Securities Law Prof Blog

Editor: Eric C. Chaffee
Univ. of Toledo College of Law

Saturday, May 30, 2009

Bebchuk & Spamann on Regulating Bankers' Pay

Regulating Bankers’ Pay, by Lucian A. Bebchuk, Harvard University - Harvard Law School; National Bureau of Economic Research (NBER); European Corporate Governance Institute (ECGI), and Holger Spamann, Harvard University - Harvard Law School, was recently posted on SSRN.  Here is the abstract:

This paper contributes to understanding the role of executive compensation as a possible cause of the current financial crisis, to assessing current legislative and regulatory approaches meant to discourage bank executives from taking excessive risks, and to identifying how bankers’ pay and banks should be regulated going forward. Although there is now wide recognition that executives’ decisions might have been distorted by the short-term focus of pay packages, we identify a separate and critical distortion that has received little attention. Because bank executives have been paid with shares in bank holding companies or options on such shares, and both banks and bank holding companies issued much debt to bondholders, executives’ payoffs have been tied not to the value of banks’ capital but to highly levered bets on this value. These highly levered structures gave executives powerful incentives to under-weight downside risks. We show that current legislative and regulatory attempts to discourage bank executives from taking excessive risks fail to address this identified factor. In particular, recently adopted requirements aimed at aligning the interests of executives tightly with those of the common shareholders of bank holding companies – through emphasizing awards of restricted shares in these companies and introducing 'say on pay' votes by these shareholders – miss the mark.
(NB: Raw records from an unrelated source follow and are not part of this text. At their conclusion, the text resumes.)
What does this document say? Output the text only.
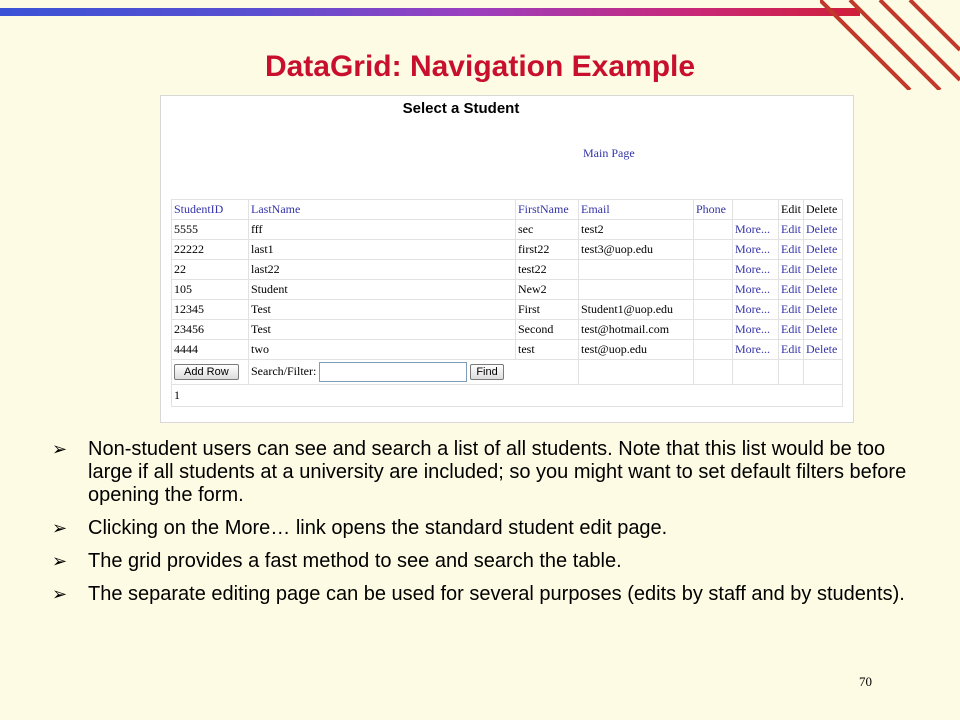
DataGrid: Navigation Example
Select a Student
Main Page
StudentID	LastName	FirstName	Email	Phone		Edit	Delete
5555	fff	sec	test2		More...	Edit	Delete
22222	last1	first22	test3@uop.edu		More...	Edit	Delete
22	last22	test22			More...	Edit	Delete
105	Student	New2			More...	Edit	Delete
12345	Test	First	Student1@uop.edu		More...	Edit	Delete
23456	Test	Second	test@hotmail.com		More...	Edit	Delete
4444	two	test	test@uop.edu		More...	Edit	Delete
Add Row	Search/Filter: Find						
1							
➢ Non-student users can see and search a list of all students. Note that this list would be too large if all students at a university are included; so you might want to set default filters before opening the form.
➢ Clicking on the More… link opens the standard student edit page.
➢ The grid provides a fast method to see and search the table.
➢ The separate editing page can be used for several purposes (edits by staff and by students).
70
The common shareholders of bank holding companies, especially now that the book value of their investment has decreased so much, would be better served by much more risk-taking than would be in the interest of the government as preferred shareholder and guarantor of some of the bank’s obligations. Finally, having identified the problems with current attempts and proposals, we analyze how best to implement recent legislative mandates that require banks receiving financial support from the government to avoid providing executives with incentives to take excessive risks. Beyond banks receiving governmental support, we put forward a novel strategy for banking regulation; we argue that monitoring and regulating bankers’ pay should be an important element of banking regulation in general, and we analyze how banking regulators should assess and regulate bankers’ pay.